It was one of my mini PhD goals to train a full-fledged Tacotron 2 model, but I lacked the project goal and resources to do it. So my winter “vacation” came, meaning I could finally fiddle with the Mellotron model.
For those who are unfamiliar with Mellotron, fear not, this is a relatively recent model of NVIDIA, it is simply put a Tacotron 2 variant conditioning speech information on pitch and rhythm information. This means, that in theory it should be able to generate singing without actual singing data. And in fact, it does surprisingly well knowing that it doesn’t use singing data, though it cannot extrapolate pitch well. (the authors say in their paper in case the pitch is out of domain for a singer/speaker, the pitch defaults to the max/min)

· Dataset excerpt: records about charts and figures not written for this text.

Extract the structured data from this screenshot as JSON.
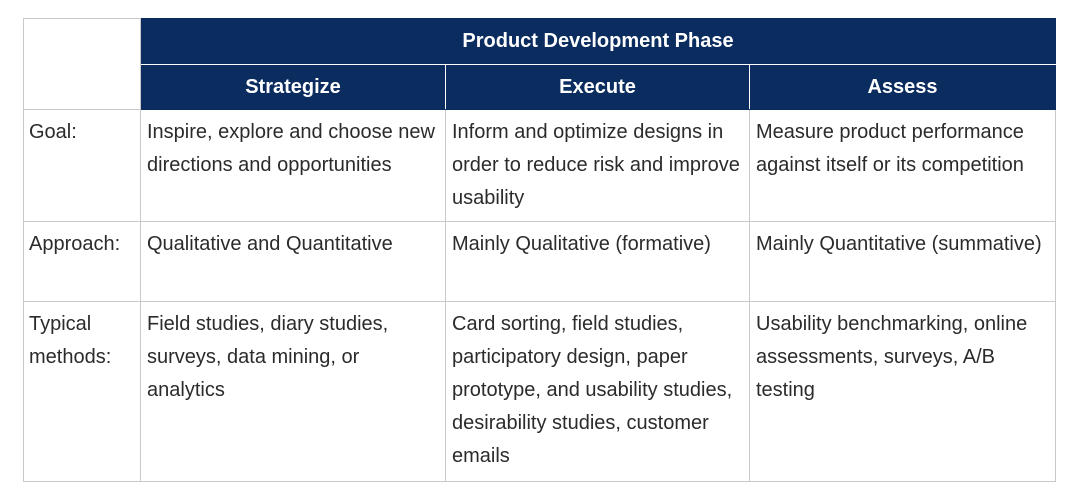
{
  "table": {
    "phase_title": "Product Development Phase",
    "columns": [
      "Strategize",
      "Execute",
      "Assess"
    ],
    "rows": [
      {
        "label": "Goal:",
        "cells": [
          "Inspire, explore and choose new directions and opportunities",
          "Inform and optimize designs in order to reduce risk and improve usability",
          "Measure product performance against itself or its competition"
        ]
      },
      {
        "label": "Approach:",
        "cells": [
          "Qualitative and Quantitative",
          "Mainly Qualitative (formative)",
          "Mainly Quantitative (summative)"
        ]
      },
      {
        "label": "Typical methods:",
        "cells": [
          "Field studies, diary studies, surveys, data mining, or analytics",
          "Card sorting, field studies, participatory design, paper prototype, and usability studies, desirability studies, customer emails",
          "Usability benchmarking, online assessments, surveys, A/B testing"
        ]
      }
    ]
  },
  "colors": {
    "header_bg": "#0b2c5f",
    "header_text": "#ffffff",
    "body_text": "#2b2b2b",
    "grid": "#c9c9c9"
  }
}
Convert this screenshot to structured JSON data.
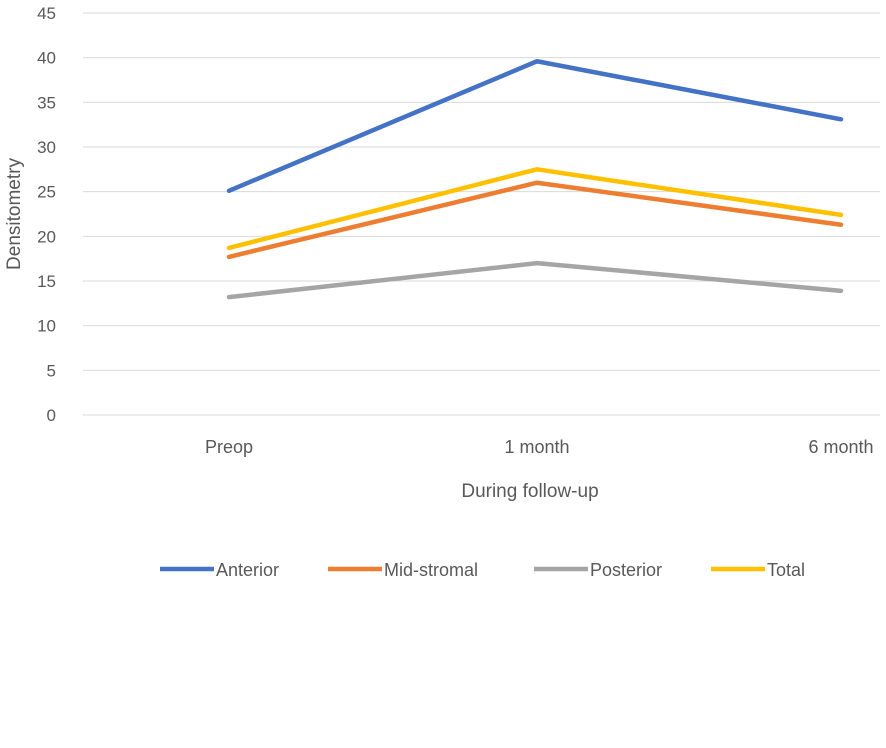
{
  "chart_data": {
    "type": "line",
    "title": "",
    "xlabel": "During follow-up",
    "ylabel": "Densitometry",
    "categories": [
      "Preop",
      "1 month",
      "6 month"
    ],
    "ylim": [
      0,
      45
    ],
    "yticks": [
      0,
      5,
      10,
      15,
      20,
      25,
      30,
      35,
      40,
      45
    ],
    "grid": true,
    "legend": "bottom",
    "series": [
      {
        "name": "Anterior",
        "color": "#4472C4",
        "values": [
          25.1,
          39.6,
          33.1
        ]
      },
      {
        "name": "Mid-stromal",
        "color": "#ED7D31",
        "values": [
          17.7,
          26.0,
          21.3
        ]
      },
      {
        "name": "Posterior",
        "color": "#A5A5A5",
        "values": [
          13.2,
          17.0,
          13.9
        ]
      },
      {
        "name": "Total",
        "color": "#FFC000",
        "values": [
          18.7,
          27.5,
          22.4
        ]
      }
    ]
  }
}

So I decided to have a look at their examples, and trained a Mellotron on the crunchy Mozilla Common Voice Dutch corpus. After talking with some industry experts, and looked around on the internet, a week of training with 4 GPUs are usually recommended, but the loss curve graciously converged in a day for the Dutch TTS (where S stand for sing now). So I listened to it and here are few insights that I want to share:
- The Tacotron 2 usually works with at least of 3-6 hours of clean audio data from a single speaker
- Although I cannot draw general conclusions on the quality of the Common Voice dataset, as an “open contribution” dataset, it certainly has some obvious limitations compared to read speech by voice talents. The acoustic conditions are not well controlled, and although there are more than 400 speakers, about 3 hour of data is from one single speaker according to the client ids.
- (Conclusion) Tacotron 2 will not typically works with the Common Voice Datasets
Related to Mellotron, let me do some praising first, because even though I am unsatisfied with some aspects of it (which has more to do with me as a person), I really like how easy it was to use, and seemed to work out of the box. The Nicki Minaj example from their results page, I found a bit misleading, because the whole style transfer seemed to struggle if there is background music.
My idea was to translate and reproduce a Dutch folk song with the style transfer setup of the Mellotron.
What makes Mellotron difficult to use in general is that the phonetic content imposes some pitch and duration in itself, so when you try to translate a song, you end up getting a weird alignment. I think this is typical thing happening also in non-AI song translation.
The limiting factor really is the lyrics at this point. I’m probably gonna get back to this model eventually, it was a nice lesson in speech synthesis.